Drought stress strongly affects soil biota and impairs crop production, which under climate change will be exacerbated in semi-arid cropping regions such as the Sahel. Hence soil management systems are needed that can buffer against drought. In West Africa, field studies have found intercropping of millet with the native shrub Piliostigma reticulatum improves soil-plant-water relations, microbial activity and diversity, and suppress parasitic nematodes, which can significantly increase crop yield. However, little information is available on its beneficial or negative effects on soils or crops during water stress. Therefore, the objective was to investigate the impact of P. reticulatum in moderating water stress effects on soil properties and pearl millet (Pennisetum glaucum [L.] R. Br.) productivity. In the greenhouse, soil chemical and microbial properties and millet growth were investigated with a factorial experiment of varying levels of soil moisture (favorable, moderately stressed, or severely stressed water conditions) that was imposed for 55 days on soils containing sole P. reticulatum or millet, or millet + P. reticulatum. The results showed that the presence of P. reticulatum did not buffer soils against water stress in relation to soil chemical and microbial properties measured at the end of the experiment. Severe water stress did significantly decrease the height, number of leaves, and aboveground biomass of millet plants. Additionally, respiration, nematofauna trophic structure and abundance decreased as water stress increased. Lastly, bacterial feeders and plant parasitic nematodes were the most sensitive to severe water stress while fungal feeding nematodes remained unaffected. The results suggested that the intensity of water stress had more negative effects on soil basal respiration rather than soil microbial biomass.

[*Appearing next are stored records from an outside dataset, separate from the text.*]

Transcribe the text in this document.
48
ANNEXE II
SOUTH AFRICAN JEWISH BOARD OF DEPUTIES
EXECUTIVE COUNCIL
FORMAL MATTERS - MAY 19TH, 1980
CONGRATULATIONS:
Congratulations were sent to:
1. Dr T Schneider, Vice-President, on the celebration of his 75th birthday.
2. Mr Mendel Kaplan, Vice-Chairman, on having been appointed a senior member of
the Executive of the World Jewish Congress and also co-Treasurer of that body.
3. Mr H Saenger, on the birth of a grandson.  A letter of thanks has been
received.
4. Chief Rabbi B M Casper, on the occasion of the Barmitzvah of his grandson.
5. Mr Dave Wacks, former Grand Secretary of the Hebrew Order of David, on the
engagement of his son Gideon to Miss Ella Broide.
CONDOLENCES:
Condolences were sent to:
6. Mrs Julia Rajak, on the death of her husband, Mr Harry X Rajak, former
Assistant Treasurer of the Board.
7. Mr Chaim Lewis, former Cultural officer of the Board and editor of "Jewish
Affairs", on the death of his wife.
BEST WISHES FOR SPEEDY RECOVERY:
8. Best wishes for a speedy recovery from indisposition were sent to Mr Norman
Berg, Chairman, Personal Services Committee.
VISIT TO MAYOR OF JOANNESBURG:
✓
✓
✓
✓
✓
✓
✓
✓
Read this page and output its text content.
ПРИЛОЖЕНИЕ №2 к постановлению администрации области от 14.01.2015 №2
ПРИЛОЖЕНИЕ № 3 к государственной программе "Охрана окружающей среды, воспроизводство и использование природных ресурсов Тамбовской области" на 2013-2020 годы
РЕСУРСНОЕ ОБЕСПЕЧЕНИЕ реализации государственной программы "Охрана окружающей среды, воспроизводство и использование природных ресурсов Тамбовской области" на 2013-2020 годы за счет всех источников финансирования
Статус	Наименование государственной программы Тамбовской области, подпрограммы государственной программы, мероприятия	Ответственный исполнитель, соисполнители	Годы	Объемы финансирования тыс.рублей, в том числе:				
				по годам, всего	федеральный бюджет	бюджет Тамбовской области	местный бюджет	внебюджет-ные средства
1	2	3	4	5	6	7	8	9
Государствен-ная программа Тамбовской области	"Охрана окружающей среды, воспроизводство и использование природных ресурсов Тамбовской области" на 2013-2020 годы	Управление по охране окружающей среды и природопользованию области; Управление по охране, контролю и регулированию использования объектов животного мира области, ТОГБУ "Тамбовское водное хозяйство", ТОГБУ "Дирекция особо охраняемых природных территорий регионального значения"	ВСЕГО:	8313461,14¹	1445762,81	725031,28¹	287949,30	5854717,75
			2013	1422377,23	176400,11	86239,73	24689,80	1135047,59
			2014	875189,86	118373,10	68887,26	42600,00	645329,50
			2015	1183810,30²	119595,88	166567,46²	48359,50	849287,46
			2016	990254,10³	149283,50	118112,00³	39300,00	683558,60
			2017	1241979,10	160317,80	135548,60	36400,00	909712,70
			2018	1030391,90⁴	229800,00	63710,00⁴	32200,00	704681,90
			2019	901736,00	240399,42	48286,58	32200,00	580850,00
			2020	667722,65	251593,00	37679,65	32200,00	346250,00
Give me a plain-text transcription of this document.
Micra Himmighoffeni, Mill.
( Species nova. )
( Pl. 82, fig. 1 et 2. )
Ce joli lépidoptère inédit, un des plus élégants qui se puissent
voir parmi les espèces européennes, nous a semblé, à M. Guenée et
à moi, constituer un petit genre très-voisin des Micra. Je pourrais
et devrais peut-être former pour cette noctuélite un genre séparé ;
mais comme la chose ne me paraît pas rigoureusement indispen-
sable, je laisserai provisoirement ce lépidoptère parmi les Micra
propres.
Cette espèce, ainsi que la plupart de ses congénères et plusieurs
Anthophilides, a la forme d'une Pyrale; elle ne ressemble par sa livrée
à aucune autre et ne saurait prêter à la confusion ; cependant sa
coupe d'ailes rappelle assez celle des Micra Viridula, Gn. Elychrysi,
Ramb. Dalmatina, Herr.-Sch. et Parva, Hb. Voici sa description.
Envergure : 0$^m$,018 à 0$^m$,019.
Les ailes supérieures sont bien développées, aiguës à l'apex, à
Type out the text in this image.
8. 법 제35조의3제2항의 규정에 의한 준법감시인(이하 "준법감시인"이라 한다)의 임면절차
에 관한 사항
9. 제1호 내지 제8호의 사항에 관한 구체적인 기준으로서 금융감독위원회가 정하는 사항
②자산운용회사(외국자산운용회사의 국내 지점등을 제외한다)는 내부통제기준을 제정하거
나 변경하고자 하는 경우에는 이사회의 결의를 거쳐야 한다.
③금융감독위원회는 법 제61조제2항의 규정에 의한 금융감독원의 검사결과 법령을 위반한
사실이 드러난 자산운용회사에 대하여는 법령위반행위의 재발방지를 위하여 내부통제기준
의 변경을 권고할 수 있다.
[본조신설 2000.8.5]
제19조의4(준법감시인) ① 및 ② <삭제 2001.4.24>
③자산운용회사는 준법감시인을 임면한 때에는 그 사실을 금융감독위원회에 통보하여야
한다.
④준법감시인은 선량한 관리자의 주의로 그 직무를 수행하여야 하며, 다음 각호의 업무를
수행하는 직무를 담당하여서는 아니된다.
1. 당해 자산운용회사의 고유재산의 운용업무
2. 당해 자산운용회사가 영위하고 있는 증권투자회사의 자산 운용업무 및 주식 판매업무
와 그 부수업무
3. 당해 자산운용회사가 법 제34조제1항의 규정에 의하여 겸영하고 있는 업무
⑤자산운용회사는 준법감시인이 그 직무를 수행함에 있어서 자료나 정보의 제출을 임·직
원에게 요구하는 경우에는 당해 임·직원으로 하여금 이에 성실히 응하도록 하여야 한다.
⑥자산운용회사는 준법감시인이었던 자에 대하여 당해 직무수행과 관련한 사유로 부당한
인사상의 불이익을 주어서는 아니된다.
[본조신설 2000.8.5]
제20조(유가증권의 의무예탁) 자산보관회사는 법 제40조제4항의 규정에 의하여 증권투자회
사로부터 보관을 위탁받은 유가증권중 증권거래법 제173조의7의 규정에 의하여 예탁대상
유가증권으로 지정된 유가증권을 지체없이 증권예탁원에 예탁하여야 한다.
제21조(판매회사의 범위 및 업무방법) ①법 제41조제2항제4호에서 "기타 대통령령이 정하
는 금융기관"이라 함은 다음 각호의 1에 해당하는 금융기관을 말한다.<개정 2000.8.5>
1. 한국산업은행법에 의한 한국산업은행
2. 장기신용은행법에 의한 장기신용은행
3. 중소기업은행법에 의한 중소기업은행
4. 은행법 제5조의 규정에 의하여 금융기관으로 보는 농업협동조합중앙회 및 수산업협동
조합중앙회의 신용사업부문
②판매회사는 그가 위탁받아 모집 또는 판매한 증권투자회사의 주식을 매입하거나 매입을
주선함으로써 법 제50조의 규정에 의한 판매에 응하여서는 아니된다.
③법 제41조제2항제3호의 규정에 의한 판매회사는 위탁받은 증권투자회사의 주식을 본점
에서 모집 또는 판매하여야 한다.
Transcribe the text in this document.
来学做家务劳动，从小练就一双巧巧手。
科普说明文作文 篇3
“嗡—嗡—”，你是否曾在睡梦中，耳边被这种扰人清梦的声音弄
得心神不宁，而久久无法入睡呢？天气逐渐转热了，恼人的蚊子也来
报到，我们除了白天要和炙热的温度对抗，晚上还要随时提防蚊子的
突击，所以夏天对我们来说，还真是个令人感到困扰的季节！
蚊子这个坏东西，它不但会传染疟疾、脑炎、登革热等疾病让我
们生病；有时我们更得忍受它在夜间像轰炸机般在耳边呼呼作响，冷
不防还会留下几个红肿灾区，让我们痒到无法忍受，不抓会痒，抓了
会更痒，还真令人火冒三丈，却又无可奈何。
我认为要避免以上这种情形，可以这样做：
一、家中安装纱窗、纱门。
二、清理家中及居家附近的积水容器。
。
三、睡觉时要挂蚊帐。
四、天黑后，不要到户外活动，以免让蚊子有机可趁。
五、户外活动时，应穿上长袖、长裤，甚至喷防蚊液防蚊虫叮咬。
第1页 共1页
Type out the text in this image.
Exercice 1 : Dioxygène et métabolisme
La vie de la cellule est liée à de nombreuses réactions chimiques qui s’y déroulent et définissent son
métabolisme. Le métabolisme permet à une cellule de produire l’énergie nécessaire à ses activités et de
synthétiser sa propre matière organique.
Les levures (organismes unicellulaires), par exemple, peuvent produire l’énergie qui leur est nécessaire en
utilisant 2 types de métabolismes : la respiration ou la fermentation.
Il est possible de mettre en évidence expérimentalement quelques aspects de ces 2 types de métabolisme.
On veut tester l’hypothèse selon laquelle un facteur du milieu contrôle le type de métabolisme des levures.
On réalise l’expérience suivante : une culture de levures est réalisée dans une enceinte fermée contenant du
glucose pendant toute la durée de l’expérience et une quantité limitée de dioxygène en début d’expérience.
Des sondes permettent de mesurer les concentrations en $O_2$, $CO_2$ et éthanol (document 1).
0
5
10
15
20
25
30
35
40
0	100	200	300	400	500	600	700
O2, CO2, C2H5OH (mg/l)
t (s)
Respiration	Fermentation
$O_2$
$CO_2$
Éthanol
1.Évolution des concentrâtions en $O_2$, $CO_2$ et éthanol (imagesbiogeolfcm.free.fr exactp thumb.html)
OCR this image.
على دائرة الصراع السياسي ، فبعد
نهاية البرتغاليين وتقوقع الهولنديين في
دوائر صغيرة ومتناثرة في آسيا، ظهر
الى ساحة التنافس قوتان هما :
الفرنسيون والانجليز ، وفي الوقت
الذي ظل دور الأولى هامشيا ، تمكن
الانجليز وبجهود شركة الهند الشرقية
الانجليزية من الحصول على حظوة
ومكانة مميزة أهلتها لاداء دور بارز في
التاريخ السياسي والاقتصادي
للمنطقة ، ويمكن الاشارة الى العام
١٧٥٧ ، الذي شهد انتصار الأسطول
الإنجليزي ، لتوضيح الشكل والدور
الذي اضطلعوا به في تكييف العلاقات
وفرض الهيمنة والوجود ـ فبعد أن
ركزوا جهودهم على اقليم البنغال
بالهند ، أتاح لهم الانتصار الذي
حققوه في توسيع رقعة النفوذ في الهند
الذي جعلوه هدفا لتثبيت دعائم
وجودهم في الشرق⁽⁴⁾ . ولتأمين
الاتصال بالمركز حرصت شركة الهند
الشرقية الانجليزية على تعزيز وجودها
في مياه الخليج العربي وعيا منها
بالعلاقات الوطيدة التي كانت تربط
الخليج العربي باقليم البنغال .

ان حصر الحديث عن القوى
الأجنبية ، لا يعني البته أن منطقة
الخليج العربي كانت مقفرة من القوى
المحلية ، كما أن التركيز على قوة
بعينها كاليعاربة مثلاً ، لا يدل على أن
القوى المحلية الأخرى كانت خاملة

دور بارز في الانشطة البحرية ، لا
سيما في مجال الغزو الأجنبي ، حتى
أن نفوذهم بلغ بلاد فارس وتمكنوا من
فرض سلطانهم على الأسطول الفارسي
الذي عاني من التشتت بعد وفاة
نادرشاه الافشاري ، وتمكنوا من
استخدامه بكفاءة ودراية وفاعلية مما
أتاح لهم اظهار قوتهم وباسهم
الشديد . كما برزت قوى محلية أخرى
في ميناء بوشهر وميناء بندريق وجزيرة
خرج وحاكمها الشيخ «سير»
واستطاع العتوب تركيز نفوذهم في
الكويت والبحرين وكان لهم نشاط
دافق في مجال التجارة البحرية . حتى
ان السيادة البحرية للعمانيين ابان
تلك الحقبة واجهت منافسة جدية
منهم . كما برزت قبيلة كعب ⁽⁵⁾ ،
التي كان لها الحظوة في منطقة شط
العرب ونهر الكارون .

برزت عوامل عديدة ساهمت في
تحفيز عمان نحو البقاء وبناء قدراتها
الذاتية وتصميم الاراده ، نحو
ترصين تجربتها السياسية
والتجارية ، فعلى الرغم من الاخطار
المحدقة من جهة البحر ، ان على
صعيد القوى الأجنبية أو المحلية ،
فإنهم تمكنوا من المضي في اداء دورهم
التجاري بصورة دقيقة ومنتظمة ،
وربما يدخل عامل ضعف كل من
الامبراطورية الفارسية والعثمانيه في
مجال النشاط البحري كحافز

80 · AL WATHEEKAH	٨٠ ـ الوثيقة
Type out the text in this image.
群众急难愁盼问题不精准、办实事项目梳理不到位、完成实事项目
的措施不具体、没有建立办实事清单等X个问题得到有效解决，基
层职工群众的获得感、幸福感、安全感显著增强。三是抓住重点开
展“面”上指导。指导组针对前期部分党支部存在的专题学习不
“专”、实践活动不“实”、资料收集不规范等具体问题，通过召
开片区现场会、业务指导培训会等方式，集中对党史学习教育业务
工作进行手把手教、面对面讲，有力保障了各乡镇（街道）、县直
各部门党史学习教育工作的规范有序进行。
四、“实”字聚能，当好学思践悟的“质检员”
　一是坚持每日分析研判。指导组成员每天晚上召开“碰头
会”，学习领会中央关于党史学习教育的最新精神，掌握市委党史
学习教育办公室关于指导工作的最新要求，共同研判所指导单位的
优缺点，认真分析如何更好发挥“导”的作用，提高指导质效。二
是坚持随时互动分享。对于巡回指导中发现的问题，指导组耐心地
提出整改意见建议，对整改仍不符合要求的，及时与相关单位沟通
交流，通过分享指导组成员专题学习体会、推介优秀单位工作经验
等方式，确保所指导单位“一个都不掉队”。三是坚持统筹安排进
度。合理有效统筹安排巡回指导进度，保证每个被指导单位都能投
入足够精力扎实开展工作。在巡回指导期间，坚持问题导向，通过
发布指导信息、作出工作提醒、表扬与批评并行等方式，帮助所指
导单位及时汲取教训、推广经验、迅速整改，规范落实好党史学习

Sub-Saharan Africa, Shrub-Based Cropping System, Pennisetum glaucum (L.) R. Br., Water Stress, Climate Change, Nematode, Basal Respiration, Greenhouse Experiment

Diakhaté, S. , Badiane-Ndour, N. , Founoune-Mboup, H. , Diatta, S. , Fall, A. , Hernandez, R. , Cournac, L. , Dick, R. and Chapuis-Lardy, L. (2016) Impact of Simulated Drought Stress on Soil Microbiology, and Nematofauna in a Native Shrub + Millet Intercropping System in Senegal. Open Journal of Soil Science, 6, 189-203. doi: 10.4236/ojss.2016.612018.